Pritzker, Lawmakers Look to End Cash Bail, Mandatory Minimums and Expand Deferred Prosecution

Pritzker, Lawmakers Look to End Cash Bail, Mandatory Minimums and Expand Deferred Prosecution

ILLINOIS (IRN) — Gov. J.B. Pritzker plans to make criminal justice reform a major focus in the years ahead.

The governor recently took part in a fireside chat about his administration’s Justice, Equity and Opportunity Initiative. Afterward, he laid out some of the things he wants to tackle over the next three years.
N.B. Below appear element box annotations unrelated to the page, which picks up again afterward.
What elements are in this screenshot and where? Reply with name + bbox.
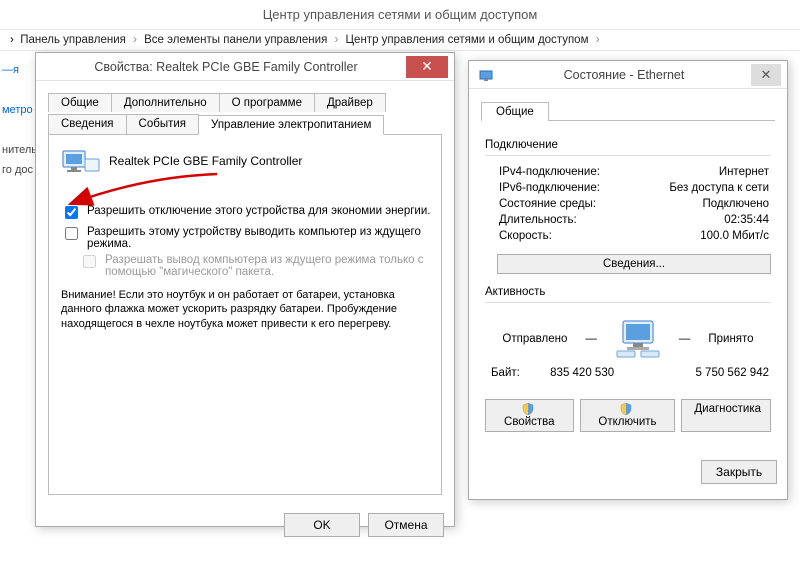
- tab-general[interactable]: Общие: [48, 93, 112, 112]
- breadcrumb: › Панель управления › Все элементы панел…: [0, 30, 800, 51]
- status-dialog: Состояние - Ethernet ✕ Общие Подключение…: [468, 60, 788, 500]
- close-icon: ✕: [421, 58, 433, 75]
- tab-content: Realtek PCIe GBE Family Controller Разре…: [48, 135, 442, 495]
- media-value: Подключено: [703, 198, 770, 210]
- tab-events[interactable]: События: [126, 114, 199, 134]
- tab-advanced[interactable]: Дополнительно: [111, 93, 220, 112]
- checkbox-input[interactable]: [65, 206, 78, 219]
- bytes-sent: 835 420 530: [520, 367, 645, 379]
- left-panel-fragment: —я метро нитель го дос: [0, 60, 39, 180]
- section-activity: Активность: [485, 286, 771, 298]
- bytes-received: 5 750 562 942: [644, 367, 769, 379]
- ipv6-value: Без доступа к сети: [669, 182, 769, 194]
- received-label: Принято: [708, 333, 753, 345]
- speed-label: Скорость:: [499, 230, 552, 242]
- close-button[interactable]: ✕: [751, 64, 781, 86]
- breadcrumb-item[interactable]: Все элементы панели управления: [144, 34, 327, 46]
- speed-value: 100.0 Мбит/с: [700, 230, 769, 242]
- dialog-buttons: OK Отмена: [36, 505, 454, 545]
- dialog-title: Состояние - Ethernet: [497, 68, 751, 82]
- checkbox-input[interactable]: [65, 227, 78, 240]
- checkbox-allow-wake[interactable]: Разрешить этому устройству выводить комп…: [61, 226, 431, 250]
- ok-button[interactable]: OK: [284, 513, 360, 537]
- tab-about[interactable]: О программе: [219, 93, 315, 112]
- duration-value: 02:35:44: [724, 214, 769, 226]
- close-dialog-button[interactable]: Закрыть: [701, 460, 777, 484]
- section-connection: Подключение: [485, 139, 771, 151]
- tab-details[interactable]: Сведения: [48, 114, 127, 134]
- sent-label: Отправлено: [502, 333, 567, 345]
- properties-dialog: Свойства: Realtek PCIe GBE Family Contro…: [35, 52, 455, 527]
- close-button[interactable]: ✕: [406, 56, 448, 78]
- diagnostics-button[interactable]: Диагностика: [681, 399, 771, 432]
- device-name: Realtek PCIe GBE Family Controller: [109, 154, 302, 168]
- details-button[interactable]: Сведения...: [497, 254, 771, 274]
- ethernet-icon: [479, 68, 493, 82]
- shield-icon: [522, 403, 534, 415]
- breadcrumb-item[interactable]: Центр управления сетями и общим доступом: [346, 34, 589, 46]
- dialog-title: Свойства: Realtek PCIe GBE Family Contro…: [46, 60, 406, 74]
- tab-power-management[interactable]: Управление электропитанием: [198, 115, 384, 135]
- shield-icon: [620, 403, 632, 415]
- window-title: Центр управления сетями и общим доступом: [0, 0, 800, 30]
- ipv4-value: Интернет: [719, 166, 769, 178]
- status-tabs: Общие: [481, 101, 775, 121]
- checkbox-magic-packet: Разрешать вывод компьютера из ждущего ре…: [61, 254, 431, 278]
- computer-activity-icon: [615, 319, 661, 359]
- properties-button[interactable]: Свойства: [485, 399, 574, 432]
- breadcrumb-item[interactable]: Панель управления: [20, 34, 126, 46]
- cancel-button[interactable]: Отмена: [368, 513, 444, 537]
- checkbox-input: [83, 255, 96, 268]
- disable-button[interactable]: Отключить: [580, 399, 676, 432]
- tab-driver[interactable]: Драйвер: [314, 93, 386, 112]
- bytes-label: Байт:: [491, 367, 520, 379]
- tab-general[interactable]: Общие: [481, 102, 549, 121]
- ipv4-label: IPv4-подключение:: [499, 166, 600, 178]
- media-label: Состояние среды:: [499, 198, 596, 210]
- duration-label: Длительность:: [499, 214, 577, 226]
- close-icon: ✕: [761, 67, 772, 83]
- checkbox-allow-power-off[interactable]: Разрешить отключение этого устройства дл…: [61, 205, 431, 222]
- network-adapter-icon: [61, 145, 101, 177]
- warning-text: Внимание! Если это ноутбук и он работает…: [61, 288, 431, 331]
- ipv6-label: IPv6-подключение:: [499, 182, 600, 194]
- tabs-row: Общие Дополнительно О программе Драйвер …: [48, 91, 442, 135]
“One of those things is working on ending cash bail,” Pritzker said. “Also working on reducing or eliminating mandatory minimum sentences, giving judges more discretion to take into account circumstances in each case.”

There would be taxpayer savings from ending low-level cash bail, the governor said.

“The cost of putting people in jail and having them sit there because they don’t have the $200 or the $500 for cash bail,” Pritzker said. “That’s a cost to taxpayers that we ought to eliminate.”

Pritzker said such moves will help reduce the state’s prison and jail population, but he said they’ll take the time to maintain public safety and to get all stakeholders on the same page.

Members of the state legislature are evaluating expanding deferred prosecution programs in the state.

A committee of legislators earlier this week discussed such programs. State Rep. Maurice West, D-Rockford, said the goal is to provide alternatives to addressing wrongdoing other than criminal proceedings.

“A deferred prosecution program is an alternative justice program designed for first-time non-violent offenders,” West said. “It is an opportunity to keeping a conviction from being permanently entered onto their record.”

West said there are several counties in Illinois with such programs already.

Kane County State’s Attorney Joe McMahon said the Kane County program provides an opportunity for offenders to avoid prosecution while holding them fully accountable to the community.

“All programs provide access to mental health services, substance abuse evaluation and treatment and medical treatment when necessary,” McMahon said.

Lawmakers could take up various reforms when they return for spring session later this month.